A will, living trust and power of attorney are all useful documents to have in your estate plan. Which documents are right for you can depend on your situation and the size of your estate.
Q: I would like to express my appreciation to you for your reply and guidance to a previous question some months back, about the documents that I needed to obtain from my mortgage company upon payoff of my mortgage.
I followed your advice step-by-step, and at this time, a few months after our mortgage payoff, I am still receiving some of the documents that I need, but they keep coming (very slowly). I would not have known what to ask for without your guidance and help.
I have another question for you that has been in my mind especially now that we have finished paying our mortgage. I read somewhere that it is important to have a “will” and a “living trust” if you own property. We already have a “will”, but is it necessary to obtain a living trust as well?

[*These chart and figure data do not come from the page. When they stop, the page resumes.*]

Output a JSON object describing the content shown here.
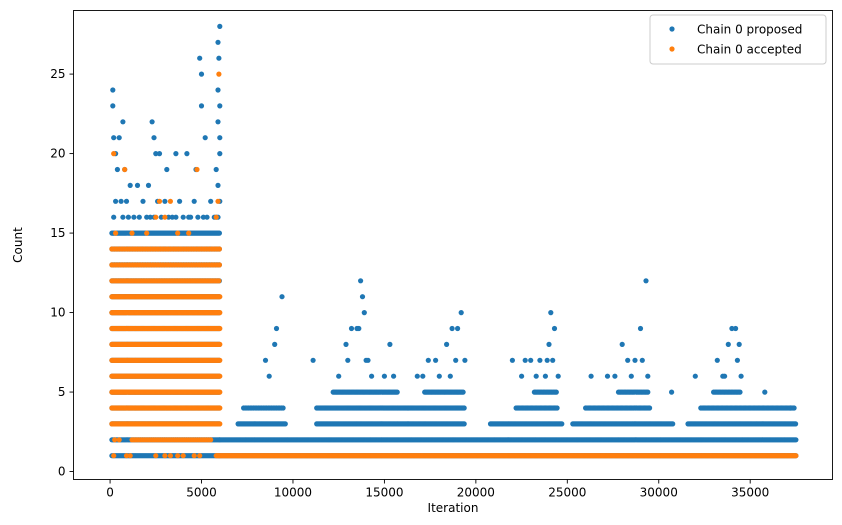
{
  "chart_data": {
    "type": "scatter",
    "title": "",
    "xlabel": "Iteration",
    "ylabel": "Count",
    "xlim": [
      -2000,
      39500
    ],
    "ylim": [
      -0.5,
      29
    ],
    "xticks": [
      0,
      5000,
      10000,
      15000,
      20000,
      25000,
      30000,
      35000
    ],
    "yticks": [
      0,
      5,
      10,
      15,
      20,
      25
    ],
    "grid": false,
    "legend_position": "top-right",
    "series": [
      {
        "name": "Chain 0 proposed",
        "color": "#1f77b4",
        "bands": [
          {
            "x_range": [
              100,
              6000
            ],
            "values": [
              1,
              2,
              3,
              4,
              5,
              6,
              7,
              8,
              9,
              10,
              11,
              12,
              13,
              14,
              15
            ],
            "step": 60
          },
          {
            "x_range": [
              6000,
              37500
            ],
            "values": [
              1,
              2
            ],
            "step": 60
          },
          {
            "x_range": [
              7000,
              9600
            ],
            "values": [
              3
            ],
            "step": 60
          },
          {
            "x_range": [
              7300,
              9500
            ],
            "values": [
              4
            ],
            "step": 90
          },
          {
            "x_range": [
              11300,
              16300
            ],
            "values": [
              3,
              4
            ],
            "step": 60
          },
          {
            "x_range": [
              12200,
              15700
            ],
            "values": [
              5
            ],
            "step": 70
          },
          {
            "x_range": [
              16300,
              19400
            ],
            "values": [
              3,
              4
            ],
            "step": 60
          },
          {
            "x_range": [
              17200,
              19300
            ],
            "values": [
              5
            ],
            "step": 70
          },
          {
            "x_range": [
              20800,
              24700
            ],
            "values": [
              3
            ],
            "step": 60
          },
          {
            "x_range": [
              22200,
              24500
            ],
            "values": [
              4
            ],
            "step": 70
          },
          {
            "x_range": [
              23200,
              24400
            ],
            "values": [
              5
            ],
            "step": 80
          },
          {
            "x_range": [
              25300,
              30800
            ],
            "values": [
              3
            ],
            "step": 60
          },
          {
            "x_range": [
              26000,
              29500
            ],
            "values": [
              4
            ],
            "step": 70
          },
          {
            "x_range": [
              27800,
              29400
            ],
            "values": [
              5
            ],
            "step": 80
          },
          {
            "x_range": [
              31600,
              37500
            ],
            "values": [
              3
            ],
            "step": 60
          },
          {
            "x_range": [
              32300,
              37400
            ],
            "values": [
              4
            ],
            "step": 70
          },
          {
            "x_range": [
              33000,
              34500
            ],
            "values": [
              5
            ],
            "step": 80
          }
        ],
        "points": [
          [
            150,
            24
          ],
          [
            150,
            23
          ],
          [
            700,
            22
          ],
          [
            2300,
            22
          ],
          [
            4900,
            26
          ],
          [
            5000,
            25
          ],
          [
            6000,
            28
          ],
          [
            5900,
            27
          ],
          [
            5950,
            26
          ],
          [
            5900,
            24
          ],
          [
            6000,
            23
          ],
          [
            200,
            21
          ],
          [
            300,
            20
          ],
          [
            500,
            21
          ],
          [
            2400,
            21
          ],
          [
            5000,
            23
          ],
          [
            5900,
            22
          ],
          [
            6000,
            21
          ],
          [
            6000,
            20
          ],
          [
            400,
            19
          ],
          [
            800,
            19
          ],
          [
            1100,
            18
          ],
          [
            1500,
            18
          ],
          [
            2100,
            18
          ],
          [
            2500,
            20
          ],
          [
            2700,
            20
          ],
          [
            3100,
            19
          ],
          [
            3600,
            20
          ],
          [
            4200,
            20
          ],
          [
            4700,
            19
          ],
          [
            5200,
            21
          ],
          [
            5800,
            19
          ],
          [
            5900,
            18
          ],
          [
            6000,
            17
          ],
          [
            300,
            17
          ],
          [
            600,
            17
          ],
          [
            900,
            17
          ],
          [
            1300,
            16
          ],
          [
            1800,
            17
          ],
          [
            2200,
            16
          ],
          [
            2600,
            17
          ],
          [
            3000,
            17
          ],
          [
            3400,
            16
          ],
          [
            3800,
            17
          ],
          [
            4300,
            16
          ],
          [
            4600,
            17
          ],
          [
            5100,
            16
          ],
          [
            5500,
            17
          ],
          [
            5800,
            16
          ],
          [
            200,
            16
          ],
          [
            700,
            16
          ],
          [
            1000,
            16
          ],
          [
            1600,
            16
          ],
          [
            2000,
            16
          ],
          [
            2400,
            16
          ],
          [
            2800,
            16
          ],
          [
            3200,
            16
          ],
          [
            3600,
            16
          ],
          [
            4000,
            16
          ],
          [
            4400,
            16
          ],
          [
            4800,
            16
          ],
          [
            5300,
            16
          ],
          [
            5700,
            16
          ],
          [
            5900,
            16
          ],
          [
            9100,
            9
          ],
          [
            9400,
            11
          ],
          [
            9000,
            8
          ],
          [
            8500,
            7
          ],
          [
            8700,
            6
          ],
          [
            11100,
            7
          ],
          [
            12900,
            8
          ],
          [
            13200,
            9
          ],
          [
            13500,
            9
          ],
          [
            13700,
            12
          ],
          [
            13800,
            11
          ],
          [
            13900,
            10
          ],
          [
            13600,
            9
          ],
          [
            14000,
            7
          ],
          [
            14100,
            7
          ],
          [
            15300,
            8
          ],
          [
            12500,
            6
          ],
          [
            13000,
            7
          ],
          [
            14300,
            6
          ],
          [
            15000,
            6
          ],
          [
            15500,
            6
          ],
          [
            16800,
            6
          ],
          [
            17400,
            7
          ],
          [
            17800,
            7
          ],
          [
            18400,
            8
          ],
          [
            18700,
            9
          ],
          [
            18900,
            7
          ],
          [
            19200,
            10
          ],
          [
            19000,
            9
          ],
          [
            18600,
            6
          ],
          [
            19400,
            7
          ],
          [
            17100,
            6
          ],
          [
            18000,
            6
          ],
          [
            22000,
            7
          ],
          [
            22700,
            7
          ],
          [
            23000,
            7
          ],
          [
            23500,
            7
          ],
          [
            23900,
            7
          ],
          [
            24100,
            10
          ],
          [
            24300,
            9
          ],
          [
            24000,
            8
          ],
          [
            23800,
            6
          ],
          [
            23300,
            6
          ],
          [
            22500,
            6
          ],
          [
            24500,
            6
          ],
          [
            24200,
            7
          ],
          [
            26300,
            6
          ],
          [
            27200,
            6
          ],
          [
            28000,
            8
          ],
          [
            28300,
            7
          ],
          [
            28700,
            7
          ],
          [
            29000,
            9
          ],
          [
            29300,
            12
          ],
          [
            29100,
            7
          ],
          [
            28500,
            6
          ],
          [
            27600,
            6
          ],
          [
            29400,
            6
          ],
          [
            30700,
            5
          ],
          [
            32000,
            6
          ],
          [
            33200,
            7
          ],
          [
            33500,
            6
          ],
          [
            33800,
            8
          ],
          [
            34000,
            9
          ],
          [
            34200,
            9
          ],
          [
            34400,
            8
          ],
          [
            34300,
            7
          ],
          [
            33600,
            6
          ],
          [
            34500,
            6
          ],
          [
            35800,
            5
          ],
          [
            37200,
            4
          ],
          [
            37400,
            4
          ]
        ]
      },
      {
        "name": "Chain 0 accepted",
        "color": "#ff7f0e",
        "bands": [
          {
            "x_range": [
              100,
              6000
            ],
            "values": [
              3,
              4,
              5,
              6,
              7,
              8,
              9,
              10,
              11
            ],
            "step": 50
          },
          {
            "x_range": [
              100,
              6000
            ],
            "values": [
              12
            ],
            "step": 90
          },
          {
            "x_range": [
              100,
              6000
            ],
            "values": [
              13,
              14
            ],
            "step": 140
          },
          {
            "x_range": [
              1300,
              5500
            ],
            "values": [
              2
            ],
            "step": 120
          },
          {
            "x_range": [
              5800,
              37500
            ],
            "values": [
              1
            ],
            "step": 50
          }
        ],
        "points": [
          [
            5950,
            25
          ],
          [
            200,
            20
          ],
          [
            4750,
            19
          ],
          [
            800,
            19
          ],
          [
            2700,
            17
          ],
          [
            3300,
            17
          ],
          [
            5900,
            17
          ],
          [
            2500,
            16
          ],
          [
            3000,
            16
          ],
          [
            5800,
            16
          ],
          [
            300,
            15
          ],
          [
            1200,
            15
          ],
          [
            2000,
            15
          ],
          [
            3700,
            15
          ],
          [
            4300,
            15
          ],
          [
            250,
            2
          ],
          [
            500,
            2
          ],
          [
            900,
            1
          ],
          [
            1100,
            1
          ],
          [
            1200,
            2
          ],
          [
            200,
            1
          ],
          [
            2500,
            1
          ],
          [
            3000,
            1
          ],
          [
            3300,
            1
          ],
          [
            3700,
            1
          ],
          [
            4000,
            1
          ],
          [
            4600,
            1
          ],
          [
            4900,
            1
          ]
        ]
      }
    ]
  }
}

My husband and I are both retired, hold the house as joint tenants with rights of survivorship, and would like to eventually sell the house and move to a smaller one. We do not want having the trust to interfere in any way in our ability to sell our property.
Also, do you suggest we have a “power of attorney” for each of us, just in case we are incapacitated by an illness, so that the other spouse can sell the house, etc.?
A: It’s good to know that you have a will in place. While owning the property in joint tenancy with rights of survivorship helps either of you in case the other dies — either of you would become the sole owner of the home should the other die — your will kicks when it comes to the property after both of you die.
Having said that, depending on the size of your estate, using the will to go through probate can be expensive. Once the last of the two of you have died, the executor of that will would go to court and get recognized by the court as the representative of the estate. When it comes time to sell the property, the contract and other proof of what the home is worth might have to be given to the court for the court to authorize the sale of the home. If the probate court allows for the executor to act without court authority, the executor can sell without giving documentation to the court about the pending sale. Eventually, the executor of the estate must present an accounting to the court of all distributions made by the executor to close the estate.
That’s the nutshell for going through probate. To avoid probate people usually put their properties in a living trust. You pay upfront to set up the trust and then transfer title of your real estate and other property to the trust. Upon the death of the owner of the trust, a successor owner is appointed in the documents and you don’t have to go through probate to do anything.
For some people having the living trust is quite worthwhile and in the long run a great money saver. For others, the expense that you pay today for the trust may not outweigh the costs of probate, if any, down the line.
A power of attorney would be quite a useful tool to take care of financial matters should one or the other of you find yourselves incapacitated. Powers of attorney for financial matters are not expensive to draw up and can save quite a bit of stress and headaches. Yes, we strongly recommend that you have these documents in place.
We appreciate your kind words about our response to you on how to obtain documents from a prior lender on your home. It sometimes takes quite a while to get all the paperwork together. Keep on top of it and make sure you get everything you need. The most important piece is the release of mortgage or release of trust deed, then the cancelled note and cancelled mortgage. And don’t forget to cancel having your lender as an additional insured on your homeowner’s insurance policy.